Adverse Effects and Precautions

  • Suppression of systemic lymphoblastogenesis has been reported in small dogs treated with 2% topical cyclosporine, but not with 0.2% (Optimmune®), suggesting that lower concentrations are advisable, particularly in small animals.
  • Ocular irritation reactions, including conjunctival hyperemia, periocular alopecia, and blepharitis are common when topical
  • Cyclosporine is made from oral cyclosporine (Sandimmune®) but rarely are seen with Optimmune. Ingredients in the oral solution such as alcohol and surfactants as well as higher concentrations of CsA contribute to the irritation response. Cats have a lower tolerance to this ocular irritation than do dogs.
  • Experimentally, CsA-induced exacerbations of ocular herpes in cats occurred when used without concurrent virostatic agents.

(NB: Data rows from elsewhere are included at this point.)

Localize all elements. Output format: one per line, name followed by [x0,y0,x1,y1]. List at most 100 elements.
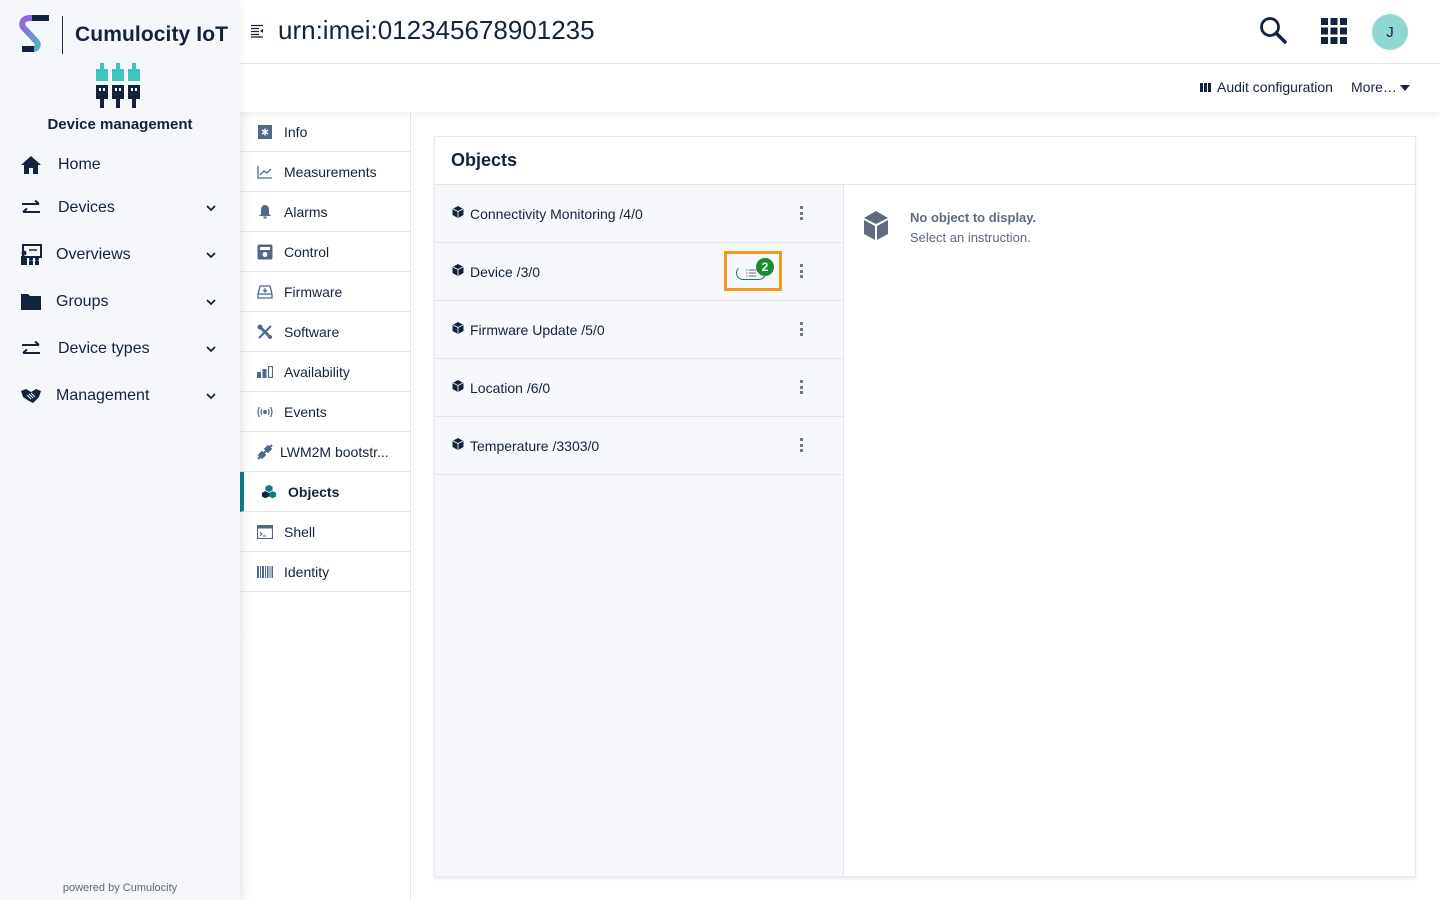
kebab-menu-icon[interactable] [797,263,805,279]
powered-by: powered by Cumulocity [62,882,178,894]
tab-measurements[interactable]: Measurements [240,152,410,192]
home-icon [19,154,43,176]
cube-icon [864,211,888,240]
presentation-icon [19,244,43,266]
nav-item-groups[interactable]: Groups [0,282,240,322]
kebab-menu-icon[interactable] [797,437,805,453]
tab-availability[interactable]: Availability [240,352,410,392]
header: urn:imei:012345678901235 J [240,0,1440,64]
object-label: Connectivity Monitoring /4/0 [470,205,643,222]
tab-label: Availability [284,363,350,380]
search-icon[interactable] [1258,15,1288,45]
tab-objects[interactable]: Objects [240,472,410,512]
caret-down-icon [1399,84,1410,91]
object-row-location[interactable]: Location /6/0 [435,359,843,417]
object-label: Temperature /3303/0 [470,437,600,454]
action-bar: Audit configuration More… [240,64,1440,112]
audit-configuration-label: Audit configuration [1217,79,1333,95]
chevron-down-icon [206,393,216,400]
cube-icon [452,380,464,392]
app-name: Device management [47,116,193,133]
tab-shell[interactable]: Shell [240,512,410,552]
tab-label: LWM2M bootstr... [280,443,389,460]
cumulocity-logo-icon [19,15,49,52]
kebab-menu-icon[interactable] [797,321,805,337]
cube-icon [452,264,464,276]
object-row-firmware-update[interactable]: Firmware Update /5/0 [435,301,843,359]
bell-icon [257,204,273,220]
nav-item-label: Device types [58,340,150,357]
app-switcher-icon[interactable] [1320,17,1348,45]
tab-firmware[interactable]: Firmware [240,272,410,312]
tab-label: Objects [288,483,340,500]
tab-identity[interactable]: Identity [240,552,410,592]
object-row-connectivity-monitoring[interactable]: Connectivity Monitoring /4/0 [435,185,843,243]
tab-lwm2m-bootstrap[interactable]: LWM2M bootstr... [240,432,410,472]
more-label: More… [1351,79,1397,95]
nav-item-device-types[interactable]: Device types [0,329,240,369]
tab-label: Control [284,243,330,260]
tab-software[interactable]: Software [240,312,410,352]
observations-button[interactable]: 2 [724,251,782,291]
tools-icon [257,324,273,340]
empty-subtitle: Select an instruction. [910,230,1031,245]
toggle-navigator-icon[interactable] [250,24,264,38]
chevron-down-icon [206,299,216,306]
nav-item-overviews[interactable]: Overviews [0,235,240,275]
object-label: Location /6/0 [470,379,551,396]
terminal-icon [257,524,273,540]
cube-icon [452,206,464,218]
info-asterisk-icon [257,124,273,140]
chevron-down-icon [206,205,216,212]
object-row-temperature[interactable]: Temperature /3303/0 [435,417,843,475]
nav-item-management[interactable]: Management [0,376,240,416]
nav-item-label: Management [56,387,150,404]
object-list: Connectivity Monitoring /4/0 Device /3/0… [435,185,844,876]
tab-label: Firmware [284,283,343,300]
nav-item-devices[interactable]: Devices [0,188,240,228]
kebab-menu-icon[interactable] [797,205,805,221]
navigator: Cumulocity IoT Device management Home De… [0,0,240,900]
brand-divider [62,16,63,54]
control-panel-icon [257,244,273,260]
page-title: urn:imei:012345678901235 [278,15,595,45]
handshake-icon [19,385,43,407]
list-icon [746,269,756,277]
nav-item-home[interactable]: Home [0,145,240,185]
object-label: Device /3/0 [470,263,541,280]
brand: Cumulocity IoT [18,14,228,56]
nav-item-label: Devices [58,199,115,216]
kebab-menu-icon[interactable] [797,379,805,395]
tab-info[interactable]: Info [240,112,410,152]
device-management-icon [96,63,140,108]
tab-alarms[interactable]: Alarms [240,192,410,232]
chevron-down-icon [206,252,216,259]
device-tabs: Info Measurements Alarms Control Firmwar… [240,112,411,900]
tab-label: Software [284,323,340,340]
plug-icon [257,443,273,460]
exchange-arrows-icon [19,197,43,219]
line-chart-icon [257,164,273,180]
barcode-icon [257,564,273,580]
cubes-icon [261,484,277,500]
observations-count-badge: 2 [756,258,774,276]
more-dropdown-button[interactable]: More… [1351,79,1410,95]
object-label: Firmware Update /5/0 [470,321,605,338]
tab-label: Measurements [284,163,377,180]
nav-item-label: Overviews [56,246,131,263]
brand-name: Cumulocity IoT [75,23,229,46]
nav-item-label: Groups [56,293,109,310]
columns-icon [1200,82,1211,92]
tab-label: Identity [284,563,330,580]
tab-events[interactable]: Events [240,392,410,432]
user-avatar[interactable]: J [1372,14,1408,50]
objects-card: Objects Connectivity Monitoring /4/0 Dev… [434,136,1416,877]
tab-control[interactable]: Control [240,232,410,272]
exchange-arrows-icon [19,338,43,360]
firmware-tray-icon [257,284,273,300]
card-title: Objects [451,150,518,170]
cube-icon [452,322,464,334]
audit-configuration-button[interactable]: Audit configuration [1200,79,1333,95]
cube-icon [452,438,464,450]
object-row-device[interactable]: Device /3/0 2 [435,243,843,301]
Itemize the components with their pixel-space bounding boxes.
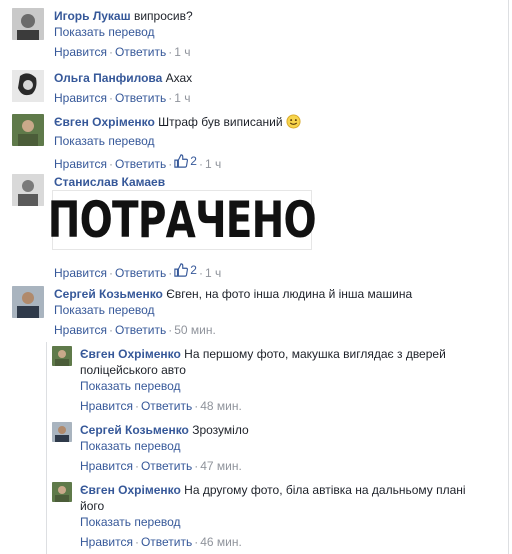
separator: · <box>134 535 139 549</box>
separator: · <box>168 266 173 280</box>
comment-author[interactable]: Ольга Панфилова <box>54 71 162 85</box>
avatar[interactable] <box>12 286 44 318</box>
like-link[interactable]: Нравится <box>80 399 133 413</box>
comment-actions: Нравится · Ответить · 1 ч <box>54 44 494 60</box>
comment-text: Штраф був виписаний <box>158 115 283 129</box>
separator: · <box>108 45 113 59</box>
reply-time[interactable]: 48 мин. <box>200 399 242 413</box>
like-link[interactable]: Нравится <box>54 323 107 337</box>
comment-time[interactable]: 1 ч <box>174 45 190 59</box>
like-count-number: 2 <box>190 154 197 168</box>
reply-text: Зрозуміло <box>192 423 249 437</box>
reply-link[interactable]: Ответить <box>115 323 166 337</box>
separator: · <box>134 399 139 413</box>
comment-time[interactable]: 1 ч <box>205 266 221 280</box>
separator: · <box>134 459 139 473</box>
show-translation-link[interactable]: Показать перевод <box>80 514 500 530</box>
reply-link[interactable]: Ответить <box>141 399 192 413</box>
comment-actions: Нравится · Ответить · 2 · 1 ч <box>54 153 494 172</box>
right-border <box>508 0 509 554</box>
thumbs-up-icon <box>174 263 189 277</box>
comment-actions: Нравится · Ответить · 50 мин. <box>54 322 494 338</box>
separator: · <box>108 323 113 337</box>
avatar[interactable] <box>12 174 44 206</box>
separator: · <box>108 91 113 105</box>
separator: · <box>168 157 173 171</box>
reply-time[interactable]: 47 мин. <box>200 459 242 473</box>
comment-actions: Нравится · Ответить · 1 ч <box>54 90 494 106</box>
show-translation-link[interactable]: Показать перевод <box>80 378 500 394</box>
separator: · <box>108 266 113 280</box>
like-link[interactable]: Нравится <box>54 45 107 59</box>
separator: · <box>108 157 113 171</box>
reply-text: На першому фото, макушка виглядає з двер… <box>184 347 446 361</box>
comment-text: випросив? <box>133 9 193 23</box>
avatar[interactable] <box>52 346 72 366</box>
comment-author[interactable]: Станислав Камаев <box>54 175 165 189</box>
reply-actions: Нравится · Ответить · 46 мин. <box>80 534 500 550</box>
avatar[interactable] <box>12 8 44 40</box>
reply-author[interactable]: Сергей Козьменко <box>80 423 189 437</box>
like-link[interactable]: Нравится <box>54 266 107 280</box>
avatar[interactable] <box>12 70 44 102</box>
reply-link[interactable]: Ответить <box>141 535 192 549</box>
like-link[interactable]: Нравится <box>54 91 107 105</box>
comment-text: Ахах <box>165 71 193 85</box>
avatar[interactable] <box>52 482 72 502</box>
reply-text: На другому фото, біла автівка на дальньо… <box>184 483 466 497</box>
reply-actions: Нравится · Ответить · 47 мин. <box>80 458 500 474</box>
reply-time[interactable]: 46 мин. <box>200 535 242 549</box>
sticker-text: ПОТРАЧЕНО <box>47 191 317 249</box>
comment-author[interactable]: Игорь Лукаш <box>54 9 131 23</box>
separator: · <box>198 157 203 171</box>
reply-actions: Нравится · Ответить · 48 мин. <box>80 398 500 414</box>
separator: · <box>198 266 203 280</box>
reply-text-cont: його <box>80 499 105 513</box>
like-count-number: 2 <box>190 263 197 277</box>
reply-text-cont: поліцейського авто <box>80 363 186 377</box>
avatar[interactable] <box>12 114 44 146</box>
thumbs-up-icon <box>174 154 189 168</box>
show-translation-link[interactable]: Показать перевод <box>54 133 494 149</box>
show-translation-link[interactable]: Показать перевод <box>54 302 494 318</box>
like-count[interactable]: 2 <box>174 262 197 278</box>
comment-time[interactable]: 1 ч <box>205 157 221 171</box>
like-link[interactable]: Нравится <box>80 535 133 549</box>
reply-link[interactable]: Ответить <box>115 157 166 171</box>
avatar[interactable] <box>52 422 72 442</box>
smile-emoji-icon <box>286 114 301 133</box>
show-translation-link[interactable]: Показать перевод <box>80 438 500 454</box>
comment-actions: Нравится · Ответить · 2 · 1 ч <box>54 262 494 281</box>
show-translation-link[interactable]: Показать перевод <box>54 24 494 40</box>
reply-link[interactable]: Ответить <box>115 266 166 280</box>
like-link[interactable]: Нравится <box>80 459 133 473</box>
reply-link[interactable]: Ответить <box>115 45 166 59</box>
reply-link[interactable]: Ответить <box>115 91 166 105</box>
comment-author[interactable]: Сергей Козьменко <box>54 287 163 301</box>
comment-time[interactable]: 1 ч <box>174 91 190 105</box>
comment-author[interactable]: Євген Охріменко <box>54 115 155 129</box>
like-link[interactable]: Нравится <box>54 157 107 171</box>
reply-thread-line <box>46 342 47 554</box>
like-count[interactable]: 2 <box>174 153 197 169</box>
comment-time[interactable]: 50 мин. <box>174 323 216 337</box>
sticker-image[interactable]: ПОТРАЧЕНО <box>48 190 317 250</box>
reply-author[interactable]: Євген Охріменко <box>80 347 181 361</box>
reply-link[interactable]: Ответить <box>141 459 192 473</box>
reply-author[interactable]: Євген Охріменко <box>80 483 181 497</box>
comment-text: Євген, на фото інша людина й інша машина <box>166 287 413 301</box>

  • Unlike corticosteroids, cyclosporine does not induce collagenase and is therefore not contraindicated in the presence of corneal ulcers.
  • Epiphora is an anticipated side-effect of CsA in non dry-eye patients.
  • The bioavailability of CsA is affected by the oil in which it is dissolved. Corn oil and castor oil are desirable vehicles; mineral oil is particularly undesirable. Cyclosporine is an extremely stable molecule, however stability of the ophthalmic preparation is limited by solubility, oxidation of the vehicle and sterility.

Recommended frequency is usually twice daily and can be adjusted more or less frequently to effect. For KCS, ophthalmic cyclosporine usually needs to be continued lifelong. For transient ocular surface disorders it may be used periodically as needed.